The Detroit News posted that the cases were reported between January 1st and March 31st, and the 246 residents had a positive test for 14 or more days after the last required dose of the vaccine.
Lynn Sutfin, a spokeswoman for the Michigan Department of Health and Human Services said in an email: “Some of these individuals may ultimately be excluded from this list due to continuing to test positive from a recent infection prior to being fully vaccinated.
“These cases are undergoing further review to determine if they meet other CDC criteria for determination of potential breakthrough, including the absence of a positive antigen or PCR test less than 45 days prior to the post-vaccination positive test.
“In general, these persons have been more likely to be asymptomatic or mildly symptomatic compared with vaccinated persons.”
Sutfin said that the department had hospitalisation data for 117 of the cases, but 129 were incomplete. She said that of the 117 with hospitalisation data entered, 11 were hospitalised, 103 were not, and three are reported as unknown.
All three reported deaths were “persons 65 years or older” and two of which occurred within two weeks of a second vaccine dose.
“While the majority of the population develops full immunity within 14 days of completion of their vaccine series, a small proportion appear to take longer to mount a full antibody response.
“CDC is actively working to better understand the risk characteristics of this group.”
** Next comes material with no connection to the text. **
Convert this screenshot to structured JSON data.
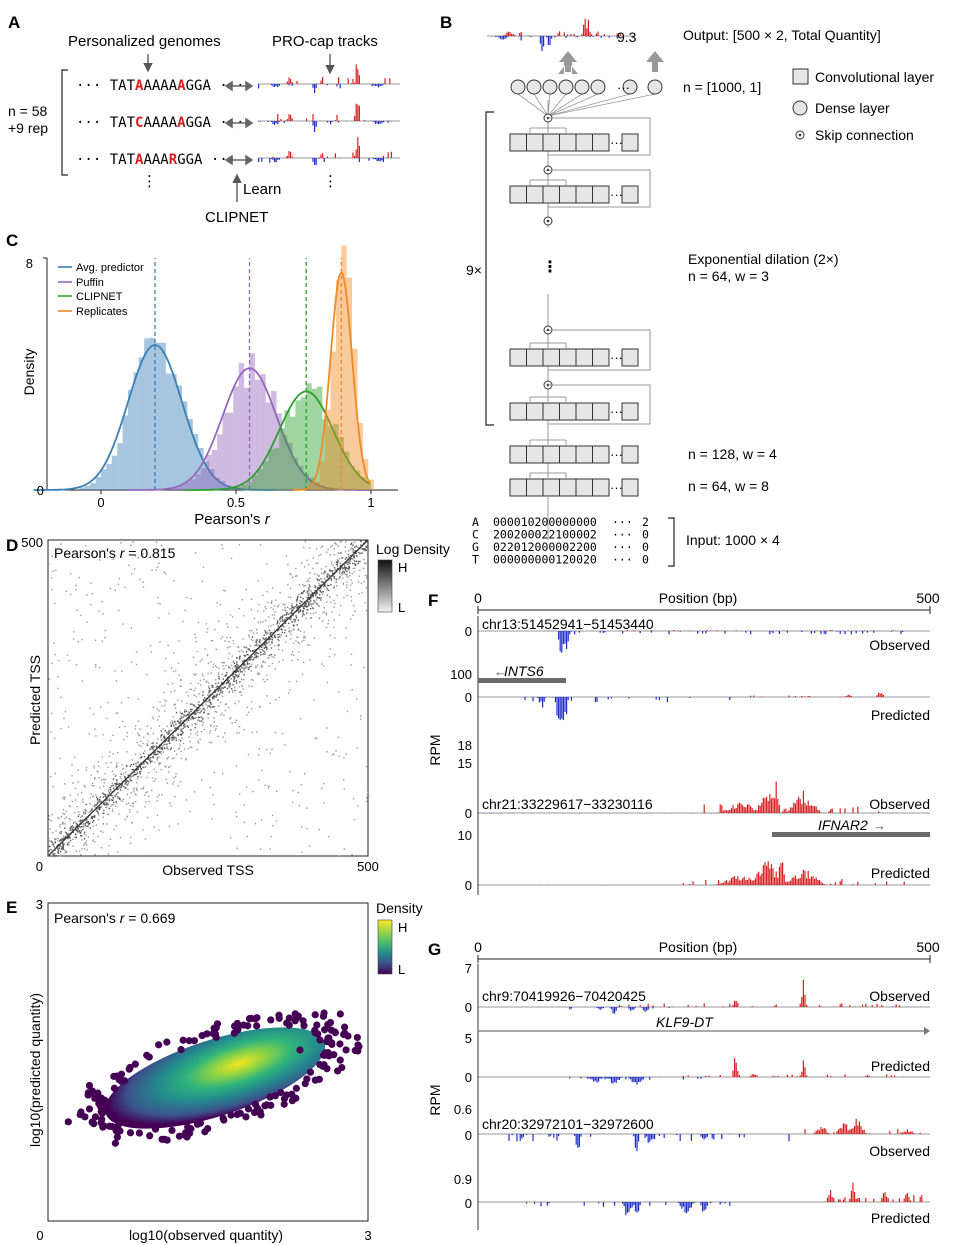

This news was announced as Michigan figures of COVID-19 cases are believed to be rising, with officials pushing for the public to get vaccinated.
According to the Michigan state website, since April 4th, an estimated 2.95 million residents – approximately 36.5% of Michigan’s population – have been vaccinated, with either a single dose or both doses.
These reports of infections after the vaccine should make the public question the efficacy and safety of COVID vaccines and hopefully encourage them to reconsider getting the jab for a virus that has a 99.8% recovery rate.